Cupcakes
January 12th, 2012 (6:03 pm) | Add Comment

happy birthday We just shot a scene from my feature, Transnationals. What happens in  the scene? A woman  traveling in Korea buys birthday cupcakes for her translator. On the surface, not such an exciting  scene. But what is really happening? The girl, who is  falling in love with the translator, learns  during the scene that the translator is her biological brother. Needless  to say, the stakes in the scene are fairly high.

Not so dis-similar to the stakes for the movie. Doing the scene itself cost  the bulk of the money we raised on our Kickstarter campaign in  November. The purpose of completing a scene like this, along with an  atmospheric scene from each of the other storylines (one in “rural  Japan,” or my Northern California interpretation of it; the other — later  this month — in Bangladesh) is to create a “trailer” of sorts for investors  and producers to see. At this point, with the scene completed, money spent  and the style and tone completely committed to, we’ve shot our wad. Everything is out there, on the table. There is no way to change what we’ve done, and no way to say “but you don’t understand,” or “it’s not what we’re trying to do”; it’s all out there. And it’s now that we’ve got to get that full and total commitment from “the other side.”

Somehow, I’m both nervous and confident about it: nervous because I’m not so good at asking for things, but confident because I think what I’ve directed is complete and substantial. I think the actors’ performances are raw and authentic. I think the camera moves effortlessly and the set and lighting draw an eerily romantic mood. I think it dovetails with the Japanese scene nicely and that the beauty, drama and emotion will seduce an audience willing to go to a movie and go on a real journey with the characters.

the sceneI’ve been thinking a lot recently about what draws me into drama, and why it punches me in the gut when it’s done well (in the way all lovers of a good drama are somehow masochistic, which is worthy of a separate psychological appraisal). What draws me in, first of all, is people who are different from me. This is probably a carry-over from my inner cultural anthropologist and philosopher. What makes people tick? What cultural references cause them to tick differently? How can values and core beliefs be so deeply ingrained by culture? And what causes all of us who are so different to be the same? It’s quite interesting that faith (both in the ‘organized religion’ sense and at the deeper spiritual/moral/philosophical level) unites us, even though sometimes theology can be divisive. For me, good drama will bring me into a completely different world or lifestyle but then give me something familiar to hold onto there: something that is a deep, enduring and truly universal need expressed in a specific, culturally relevant way. Perhaps a way I didn’t see, because it wasn’t taught to me by my culture. Maybe that need is even mediated in some way by the culture at large.

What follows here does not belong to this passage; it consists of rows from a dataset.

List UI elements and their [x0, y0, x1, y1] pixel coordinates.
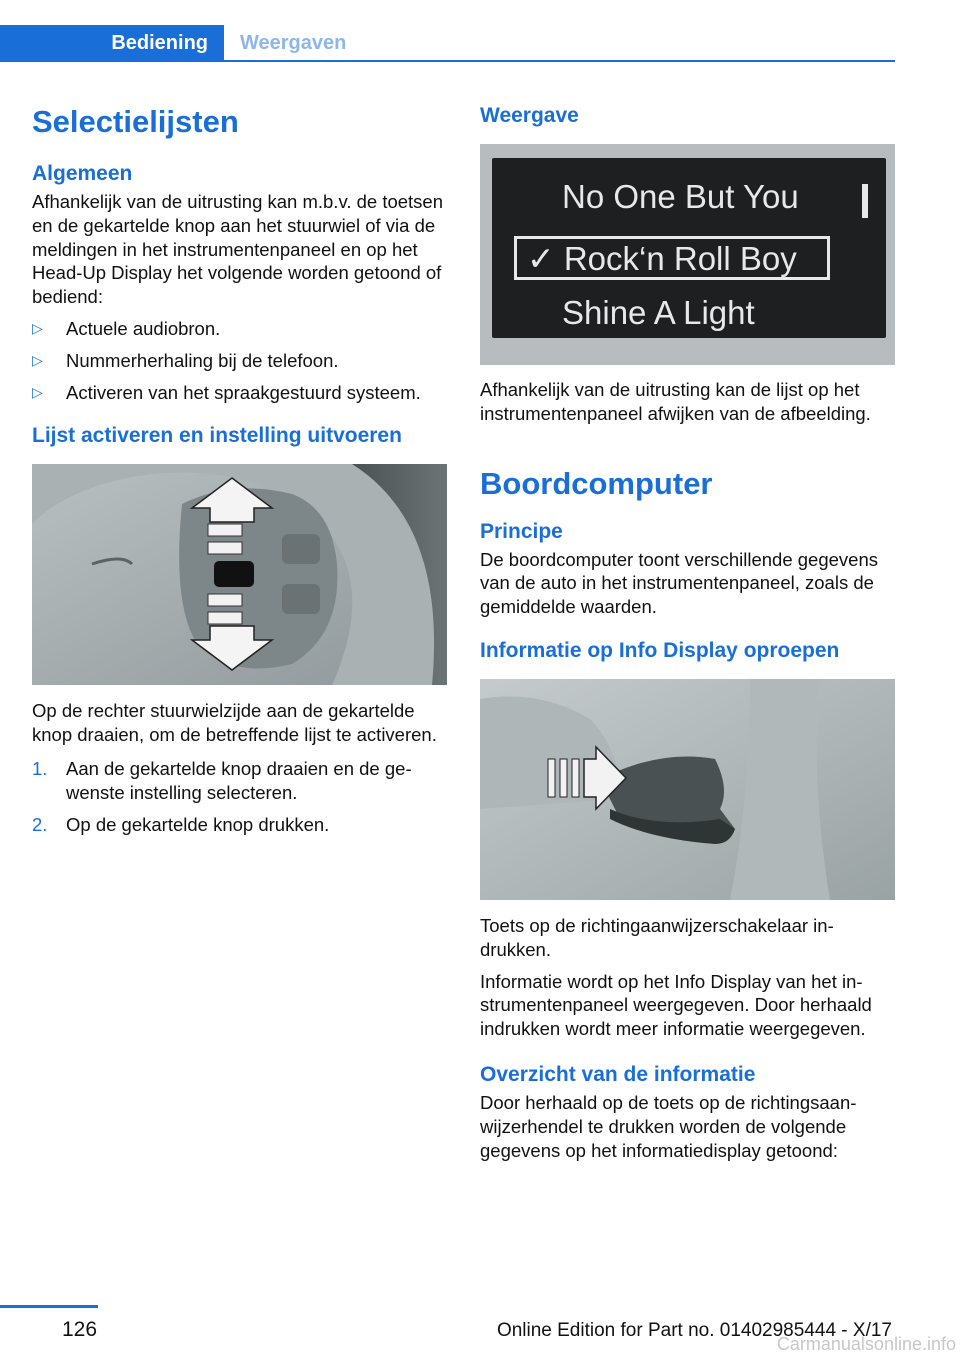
paragraph-info-1: Toets op de richtingaanwijzerschakelaar indrukken. [480, 914, 834, 960]
display-item: No One But You [562, 178, 799, 215]
list-item: ▷ Activeren van het spraakgestuurd systeem. [32, 381, 421, 403]
tab-bediening[interactable]: Bediening [0, 25, 224, 61]
step-number: 1. [32, 757, 48, 779]
display-image [480, 144, 895, 365]
section-title-selectielijsten: Selectielijsten [32, 104, 239, 139]
header-divider [0, 60, 895, 62]
watermark: Carmanualsonline.info [776, 1334, 956, 1354]
heading-weergave: Weergave [480, 104, 579, 127]
footer-divider [0, 1305, 98, 1308]
heading-lijst-activeren: Lijst activeren en instelling uitvoeren [32, 424, 402, 448]
heading-algemeen: Algemeen [32, 162, 133, 185]
right-column [480, 96, 898, 1162]
step-number: 2. [32, 813, 48, 835]
heading-overzicht: Overzicht van de informatie [480, 1062, 756, 1086]
turn-signal-stalk-illustration [480, 679, 895, 900]
step-item: 1. Aan de gekartelde knop draaien en de gewenste instelling selecteren. [32, 757, 412, 803]
paragraph-info-2: Informatie wordt op het Info Display van het instrumentenpaneel weergegeven. Door herhaald indrukken wordt meer informatie weergegeven. [480, 970, 872, 1040]
steering-wheel-image [32, 464, 447, 685]
tab-weergaven[interactable]: Weergaven [240, 31, 347, 54]
heading-principe: Principe [480, 519, 563, 543]
heading-info-display: Informatie op Info Display oproepen [480, 638, 840, 662]
paragraph-principe: De boordcomputer toont verschillende gegevens van de auto in het instrumentenpaneel, zoals de gemiddelde waarden. [480, 548, 878, 618]
list-item: ▷ Nummerherhaling bij de telefoon. [32, 349, 339, 371]
triangle-bullet-icon: ▷ [32, 351, 43, 368]
triangle-bullet-icon: ▷ [32, 383, 43, 400]
page-number: 126 [62, 1318, 98, 1341]
triangle-bullet-icon: ▷ [32, 319, 43, 336]
section-title-boordcomputer: Boordcomputer [480, 465, 713, 501]
left-column [32, 96, 450, 836]
edition-text: Online Edition for Part no. 01402985444 - X/17 [496, 1320, 892, 1341]
display-screen [492, 158, 886, 338]
display-scrollbar [862, 184, 868, 218]
list-item: ▷ Actuele audiobron. [32, 317, 221, 339]
bullet-list [32, 317, 450, 404]
turn-signal-stalk-image [480, 679, 895, 900]
paragraph-lijst-activeren: Op de rechter stuurwielzijde aan de gekartelde knop draaien, om de betreffende lijst te activeren. [32, 700, 437, 746]
steering-wheel-illustration [32, 464, 447, 685]
display-item: Shine A Light [562, 294, 755, 331]
header [0, 0, 960, 64]
numbered-steps [32, 757, 450, 836]
paragraph-overzicht: Door herhaald op de toets op de richtingsaanwijzerhendel te drukken worden de volgende gegevens op het informatiedisplay getoond: [480, 1091, 857, 1161]
paragraph-algemeen: Afhankelijk van de uitrusting kan m.b.v. de toetsen en de gekartelde knop aan het stuurwiel of via de meldingen in het instrumentenpaneel en op het Head-Up Display het volgende worden getoond of bediend: [32, 191, 444, 308]
display-item-selected: ✓ Rock‘n Roll Boy [514, 236, 830, 280]
paragraph-weergave: Afhankelijk van de uitrusting kan de lijst op het instrumentenpaneel afwijken van de afbeelding. [480, 379, 871, 424]
step-item: 2. Op de gekartelde knop drukken. [32, 813, 330, 835]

By way of my over-thought definition of “drama”, it’s probably not hard to see now why I seem to exist at the intersection between theology and art: both uncover our deepest secrets and fulfill our greatest needs.  They bring into focus the central paradox of life, crystalized in any good drama: if humanity shares a common thread of inter-connectedness, why do we spend all of our time hurting each other in all of the ways we do? And, more urgently, how do we get back to the Garden? If not you and me, perhaps our characters can.